Wednesday, October 10, 2012

Abide with me

Here's a wake-up call. In preparation for my Lisbon talk I went looking for notes I took while working on my dissertation, almost 20 years ago. Guess what? Although they were taken in MS Word, which I have used in successive versions ever since, the current versions of MS Word won't open them. None of the various options listed worked either. So had it not been for the ingenuity of one of our IT specialists, everything I did in graduate school would have been lost to me. IT guy is helping me update all my files from those days, but meine Ruh' ist hin.

Tuesday, October 09, 2012

Nones on the bus

So the new Pew survey is out, and we have something big - growth in the "nones" from about 15% to nearly 25% of the population in just five year, or, if you will, a 50% increase in the proportion of those who report no religious affiliation ("atheist"/"agnostic"/"nothing in particular"). I recall downplaying the result a few years ago, since it looked like there had been an upsurge during the Bush years but then five years of plateauing, but this starts to look like a true trend, especially when you look at this breakdown by generation. (Generational differences like this can of course be read at least two ways - generations are truly different from each other, the product of changing times and possibilities - or people are different at different ages, and members of all generations go through the same general trajectory from disconnection in youth to reconnection later on.)
Two important things to note, however. First, the growth in "nones" is not a growth in atheism, which hovers, still, around 2% of the population. (You'd really want to know what it means to someone to identify as atheist, of course.)
But it's also not the case (as I was inclined to believe) that a fair number of the "nones" are the "spiritual but not religious." "Nones" are about as likely as the rest of the population to consult astrologers, believe in reincarnation, feel a connection to the earth, or see ghosts (right). But most of them aren't looking, so they're not "seekers" either. (Again one would want to factor the generational/age differences in here, too.)
I can't wait to discuss all this with my first years, since this is just the sort of data the secularization theorists feeds on.

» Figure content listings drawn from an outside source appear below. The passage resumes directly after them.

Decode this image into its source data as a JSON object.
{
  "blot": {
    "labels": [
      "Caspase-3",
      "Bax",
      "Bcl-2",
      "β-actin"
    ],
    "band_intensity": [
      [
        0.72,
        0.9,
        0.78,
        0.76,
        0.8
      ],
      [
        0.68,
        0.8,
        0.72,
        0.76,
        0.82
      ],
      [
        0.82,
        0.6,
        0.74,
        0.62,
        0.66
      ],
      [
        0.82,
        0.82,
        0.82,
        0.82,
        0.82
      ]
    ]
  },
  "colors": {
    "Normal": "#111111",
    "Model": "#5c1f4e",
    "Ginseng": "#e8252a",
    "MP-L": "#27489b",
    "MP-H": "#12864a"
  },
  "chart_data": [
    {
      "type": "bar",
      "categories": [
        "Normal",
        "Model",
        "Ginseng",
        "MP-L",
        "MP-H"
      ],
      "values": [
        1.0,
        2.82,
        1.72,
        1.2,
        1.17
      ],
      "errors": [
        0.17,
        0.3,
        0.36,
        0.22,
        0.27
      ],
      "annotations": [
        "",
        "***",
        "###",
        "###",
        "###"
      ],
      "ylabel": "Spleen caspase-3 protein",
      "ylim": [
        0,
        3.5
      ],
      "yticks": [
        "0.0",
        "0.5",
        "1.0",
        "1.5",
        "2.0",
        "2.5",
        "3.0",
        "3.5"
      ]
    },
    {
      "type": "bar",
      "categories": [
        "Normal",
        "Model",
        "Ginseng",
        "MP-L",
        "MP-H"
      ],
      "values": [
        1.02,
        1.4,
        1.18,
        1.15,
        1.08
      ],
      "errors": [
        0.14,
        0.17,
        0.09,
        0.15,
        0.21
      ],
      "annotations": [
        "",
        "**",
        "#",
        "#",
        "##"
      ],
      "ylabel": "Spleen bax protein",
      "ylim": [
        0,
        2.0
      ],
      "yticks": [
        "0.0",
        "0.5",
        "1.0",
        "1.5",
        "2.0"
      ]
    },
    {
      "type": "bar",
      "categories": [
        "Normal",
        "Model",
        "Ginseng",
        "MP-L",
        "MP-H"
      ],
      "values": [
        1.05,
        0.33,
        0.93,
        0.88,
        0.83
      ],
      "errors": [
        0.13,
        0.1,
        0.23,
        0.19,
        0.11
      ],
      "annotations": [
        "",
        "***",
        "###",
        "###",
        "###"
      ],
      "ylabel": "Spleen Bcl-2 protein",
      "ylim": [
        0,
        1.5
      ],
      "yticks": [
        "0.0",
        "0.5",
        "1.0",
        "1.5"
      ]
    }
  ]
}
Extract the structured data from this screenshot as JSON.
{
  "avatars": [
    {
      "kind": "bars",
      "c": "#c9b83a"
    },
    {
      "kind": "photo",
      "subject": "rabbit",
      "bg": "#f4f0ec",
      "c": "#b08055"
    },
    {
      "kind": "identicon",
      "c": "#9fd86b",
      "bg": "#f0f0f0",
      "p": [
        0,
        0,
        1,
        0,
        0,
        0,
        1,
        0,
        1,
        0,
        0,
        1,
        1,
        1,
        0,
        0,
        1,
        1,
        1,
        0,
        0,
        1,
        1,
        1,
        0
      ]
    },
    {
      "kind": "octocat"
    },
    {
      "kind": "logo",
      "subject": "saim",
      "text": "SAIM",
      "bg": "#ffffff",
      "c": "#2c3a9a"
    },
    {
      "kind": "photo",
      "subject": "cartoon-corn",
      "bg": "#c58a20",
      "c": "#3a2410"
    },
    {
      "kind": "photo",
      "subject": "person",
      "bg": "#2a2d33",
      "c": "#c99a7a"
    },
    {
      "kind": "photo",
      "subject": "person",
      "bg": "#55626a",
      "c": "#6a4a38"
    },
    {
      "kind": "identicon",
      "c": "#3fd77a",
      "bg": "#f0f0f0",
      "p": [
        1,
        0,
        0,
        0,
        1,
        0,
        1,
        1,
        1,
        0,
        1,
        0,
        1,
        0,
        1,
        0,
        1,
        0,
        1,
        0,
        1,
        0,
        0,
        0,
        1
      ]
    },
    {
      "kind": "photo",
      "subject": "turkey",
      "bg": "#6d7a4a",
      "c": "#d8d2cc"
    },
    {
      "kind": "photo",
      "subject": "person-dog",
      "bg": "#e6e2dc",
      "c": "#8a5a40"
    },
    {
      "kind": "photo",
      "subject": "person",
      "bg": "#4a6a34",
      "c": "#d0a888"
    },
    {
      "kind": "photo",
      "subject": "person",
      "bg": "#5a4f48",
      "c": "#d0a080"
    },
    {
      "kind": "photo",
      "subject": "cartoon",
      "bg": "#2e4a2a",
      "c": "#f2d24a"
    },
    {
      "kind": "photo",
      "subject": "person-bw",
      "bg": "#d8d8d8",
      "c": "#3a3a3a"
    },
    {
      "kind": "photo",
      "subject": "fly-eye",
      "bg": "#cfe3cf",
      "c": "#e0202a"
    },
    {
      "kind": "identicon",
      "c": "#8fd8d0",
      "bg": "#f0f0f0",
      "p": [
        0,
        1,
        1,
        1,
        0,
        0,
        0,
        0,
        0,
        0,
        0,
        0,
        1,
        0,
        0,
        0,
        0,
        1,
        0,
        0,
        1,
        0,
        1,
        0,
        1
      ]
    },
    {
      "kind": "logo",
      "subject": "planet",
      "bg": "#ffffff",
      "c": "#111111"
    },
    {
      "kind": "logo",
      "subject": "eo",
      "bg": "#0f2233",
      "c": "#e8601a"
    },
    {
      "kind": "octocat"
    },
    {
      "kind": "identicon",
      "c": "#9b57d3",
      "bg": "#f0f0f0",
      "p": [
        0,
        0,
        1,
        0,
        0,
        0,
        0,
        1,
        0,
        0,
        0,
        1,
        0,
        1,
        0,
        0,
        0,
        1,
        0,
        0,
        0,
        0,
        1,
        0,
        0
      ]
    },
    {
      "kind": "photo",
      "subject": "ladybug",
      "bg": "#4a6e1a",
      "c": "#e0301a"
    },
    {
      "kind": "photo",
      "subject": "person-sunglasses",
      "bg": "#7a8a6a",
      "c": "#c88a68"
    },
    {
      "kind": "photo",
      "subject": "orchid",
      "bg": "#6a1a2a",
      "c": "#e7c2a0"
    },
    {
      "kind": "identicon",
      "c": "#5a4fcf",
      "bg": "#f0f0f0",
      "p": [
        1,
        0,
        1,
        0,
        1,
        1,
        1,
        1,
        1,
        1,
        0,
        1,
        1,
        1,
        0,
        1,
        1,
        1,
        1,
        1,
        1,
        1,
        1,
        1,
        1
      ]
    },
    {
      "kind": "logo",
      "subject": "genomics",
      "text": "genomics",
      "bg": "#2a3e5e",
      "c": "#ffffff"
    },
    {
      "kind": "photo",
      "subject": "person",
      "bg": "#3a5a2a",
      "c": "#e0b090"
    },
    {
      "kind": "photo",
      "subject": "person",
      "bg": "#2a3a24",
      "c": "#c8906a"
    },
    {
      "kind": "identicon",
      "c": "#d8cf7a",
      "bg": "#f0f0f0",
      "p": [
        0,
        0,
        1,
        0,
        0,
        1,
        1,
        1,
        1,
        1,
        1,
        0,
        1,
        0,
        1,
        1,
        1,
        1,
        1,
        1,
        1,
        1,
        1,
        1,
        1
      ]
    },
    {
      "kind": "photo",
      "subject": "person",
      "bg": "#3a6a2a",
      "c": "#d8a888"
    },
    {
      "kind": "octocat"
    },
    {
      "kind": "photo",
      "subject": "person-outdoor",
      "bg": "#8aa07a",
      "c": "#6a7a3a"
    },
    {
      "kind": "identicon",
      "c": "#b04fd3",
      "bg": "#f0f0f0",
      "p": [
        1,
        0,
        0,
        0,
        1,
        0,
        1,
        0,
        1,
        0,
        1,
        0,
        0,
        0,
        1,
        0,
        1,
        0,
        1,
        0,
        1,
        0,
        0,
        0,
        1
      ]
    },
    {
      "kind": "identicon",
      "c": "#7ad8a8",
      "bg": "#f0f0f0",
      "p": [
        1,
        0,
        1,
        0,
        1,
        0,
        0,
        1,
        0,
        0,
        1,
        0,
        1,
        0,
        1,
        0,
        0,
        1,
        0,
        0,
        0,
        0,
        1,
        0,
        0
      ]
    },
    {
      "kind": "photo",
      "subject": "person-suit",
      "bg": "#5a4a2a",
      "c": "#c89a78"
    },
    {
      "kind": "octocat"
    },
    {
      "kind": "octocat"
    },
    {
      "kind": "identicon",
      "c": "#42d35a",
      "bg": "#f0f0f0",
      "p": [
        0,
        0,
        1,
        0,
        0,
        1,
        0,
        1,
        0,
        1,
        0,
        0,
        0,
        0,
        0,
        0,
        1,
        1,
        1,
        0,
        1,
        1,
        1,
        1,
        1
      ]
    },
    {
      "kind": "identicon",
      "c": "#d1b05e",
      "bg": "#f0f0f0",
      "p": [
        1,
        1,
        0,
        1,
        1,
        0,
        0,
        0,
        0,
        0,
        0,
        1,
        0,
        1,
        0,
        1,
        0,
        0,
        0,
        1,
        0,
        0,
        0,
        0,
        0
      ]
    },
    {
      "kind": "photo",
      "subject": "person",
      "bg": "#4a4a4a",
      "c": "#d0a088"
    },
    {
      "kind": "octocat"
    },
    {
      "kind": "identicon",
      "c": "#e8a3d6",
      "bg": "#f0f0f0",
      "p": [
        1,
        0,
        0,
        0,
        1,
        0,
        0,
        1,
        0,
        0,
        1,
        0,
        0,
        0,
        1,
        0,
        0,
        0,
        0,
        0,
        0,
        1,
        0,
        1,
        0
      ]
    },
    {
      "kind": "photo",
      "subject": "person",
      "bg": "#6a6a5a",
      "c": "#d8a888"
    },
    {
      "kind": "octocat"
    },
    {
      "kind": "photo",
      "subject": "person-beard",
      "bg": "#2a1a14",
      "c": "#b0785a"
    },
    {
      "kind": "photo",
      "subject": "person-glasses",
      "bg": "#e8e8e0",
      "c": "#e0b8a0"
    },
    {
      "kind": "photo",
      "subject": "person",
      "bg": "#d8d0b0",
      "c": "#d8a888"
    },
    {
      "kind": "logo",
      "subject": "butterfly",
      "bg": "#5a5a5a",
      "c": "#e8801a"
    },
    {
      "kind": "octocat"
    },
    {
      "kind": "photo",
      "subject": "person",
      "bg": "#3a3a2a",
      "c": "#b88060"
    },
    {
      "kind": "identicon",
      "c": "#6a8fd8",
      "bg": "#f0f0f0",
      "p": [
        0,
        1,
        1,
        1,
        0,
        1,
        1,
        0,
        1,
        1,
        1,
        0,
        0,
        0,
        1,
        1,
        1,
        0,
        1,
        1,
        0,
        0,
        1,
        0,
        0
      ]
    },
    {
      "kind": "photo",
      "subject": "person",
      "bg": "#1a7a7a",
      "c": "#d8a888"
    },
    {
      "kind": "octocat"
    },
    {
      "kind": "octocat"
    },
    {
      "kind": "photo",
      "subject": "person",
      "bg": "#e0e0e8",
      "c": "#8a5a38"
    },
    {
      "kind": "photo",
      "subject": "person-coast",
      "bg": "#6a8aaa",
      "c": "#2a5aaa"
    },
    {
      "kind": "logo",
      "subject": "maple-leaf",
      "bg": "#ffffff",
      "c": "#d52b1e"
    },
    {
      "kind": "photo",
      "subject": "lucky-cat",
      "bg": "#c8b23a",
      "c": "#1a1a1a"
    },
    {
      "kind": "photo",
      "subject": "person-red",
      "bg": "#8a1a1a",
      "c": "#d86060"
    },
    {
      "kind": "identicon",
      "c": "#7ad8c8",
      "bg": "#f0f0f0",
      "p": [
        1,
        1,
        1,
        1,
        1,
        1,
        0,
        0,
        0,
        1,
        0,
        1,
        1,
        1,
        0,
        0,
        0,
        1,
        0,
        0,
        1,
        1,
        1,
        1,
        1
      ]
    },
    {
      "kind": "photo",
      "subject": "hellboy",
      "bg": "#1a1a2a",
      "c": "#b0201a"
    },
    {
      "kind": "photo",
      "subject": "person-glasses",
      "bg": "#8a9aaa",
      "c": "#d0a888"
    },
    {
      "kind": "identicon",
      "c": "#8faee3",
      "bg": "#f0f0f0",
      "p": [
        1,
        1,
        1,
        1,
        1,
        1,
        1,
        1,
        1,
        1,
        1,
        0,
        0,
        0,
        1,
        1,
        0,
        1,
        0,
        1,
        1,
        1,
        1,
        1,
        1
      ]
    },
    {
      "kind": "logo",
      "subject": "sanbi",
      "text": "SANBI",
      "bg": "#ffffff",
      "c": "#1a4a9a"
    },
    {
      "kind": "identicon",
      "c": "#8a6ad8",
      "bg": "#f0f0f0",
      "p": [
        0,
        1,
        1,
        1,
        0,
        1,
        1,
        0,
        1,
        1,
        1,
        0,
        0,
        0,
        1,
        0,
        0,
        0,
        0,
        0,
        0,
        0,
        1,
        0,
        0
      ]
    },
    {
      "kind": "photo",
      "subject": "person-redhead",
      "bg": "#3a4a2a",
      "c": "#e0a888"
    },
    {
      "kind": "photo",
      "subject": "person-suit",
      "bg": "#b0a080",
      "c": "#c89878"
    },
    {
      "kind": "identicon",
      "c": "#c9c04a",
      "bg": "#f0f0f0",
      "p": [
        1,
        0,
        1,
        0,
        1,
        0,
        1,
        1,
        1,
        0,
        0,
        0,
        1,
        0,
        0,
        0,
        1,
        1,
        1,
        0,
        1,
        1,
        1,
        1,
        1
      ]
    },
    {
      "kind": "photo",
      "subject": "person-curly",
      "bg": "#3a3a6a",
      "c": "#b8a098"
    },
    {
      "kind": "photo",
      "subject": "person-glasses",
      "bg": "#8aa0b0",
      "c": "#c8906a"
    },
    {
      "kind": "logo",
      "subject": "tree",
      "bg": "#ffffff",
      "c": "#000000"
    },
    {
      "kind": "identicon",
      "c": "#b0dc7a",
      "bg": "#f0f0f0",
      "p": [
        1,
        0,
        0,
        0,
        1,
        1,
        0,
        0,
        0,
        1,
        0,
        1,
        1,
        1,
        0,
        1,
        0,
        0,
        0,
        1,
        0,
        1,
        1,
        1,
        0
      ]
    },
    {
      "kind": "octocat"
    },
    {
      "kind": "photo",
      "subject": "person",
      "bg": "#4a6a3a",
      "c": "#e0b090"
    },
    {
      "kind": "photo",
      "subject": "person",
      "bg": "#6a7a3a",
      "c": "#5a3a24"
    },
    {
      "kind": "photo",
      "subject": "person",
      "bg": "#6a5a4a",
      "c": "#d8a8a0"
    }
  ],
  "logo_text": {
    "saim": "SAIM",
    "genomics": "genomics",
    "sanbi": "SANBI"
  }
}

[And hey - random factoid: this is the 2222nd post on this blog]

[PS Wednesday 10/10: Discussed this with the students in Theorizing Religion today, at the end of a discussion of Marx which focused on his critique of liberal Protestantism's individualized "religious sentiment" as the reflex of a commodity economy. The headlines announced the end of the Protestant era, but they focused on the third of their own generation evidently immune to religion altogether. Did they think we'd had a revolution without noticing it, I asked semi-seriously? Yes, some replied semi-seriously. Slightly more serious the suggestion that a generation sustained by social media has a more satisfying relationship with species nature, and so doesn't feel the alienation which drives religious projection toward the superhuman...] 

Monday, October 08, 2012

Aura labora

I've been looking forward to the event for first years we put on in the Orozco Room this evening for a long time: a recollection and continuation of the brilliant "Re-imagining Orozco" show put on in 2010 by the University Art Collection (with that amazing animation) and a
  
couple of Parsons classes - with a bonus presentation of the just-completed "Questions for Revolution and Universal Brotherhood" project, too. The students got to contribute to a slide show of images, and generated poems from their reactions to the work, like this one:

power religion oppression ostracization
fiery controversy imposing difference
change socialism control pride impact
motivating ombre ethnocentristic
historical representation

But truth be told I'm not sure the students enjoyed it as much as we organizers did. We relished seeing the 2010 and 2012 projects presented in this room for the first time - at one point transgressively projecting them directly on to the venerable mural: we giggled like schoolchildren.
Art's Benjaminian aura doesn't have the same complicated tingle for our media-saturated students, so neither the transgression nor the genre-busting reimaginings were quite as intoxicating to them. Still, Orozco is part of their world now. And the murals, methinks, had a blast.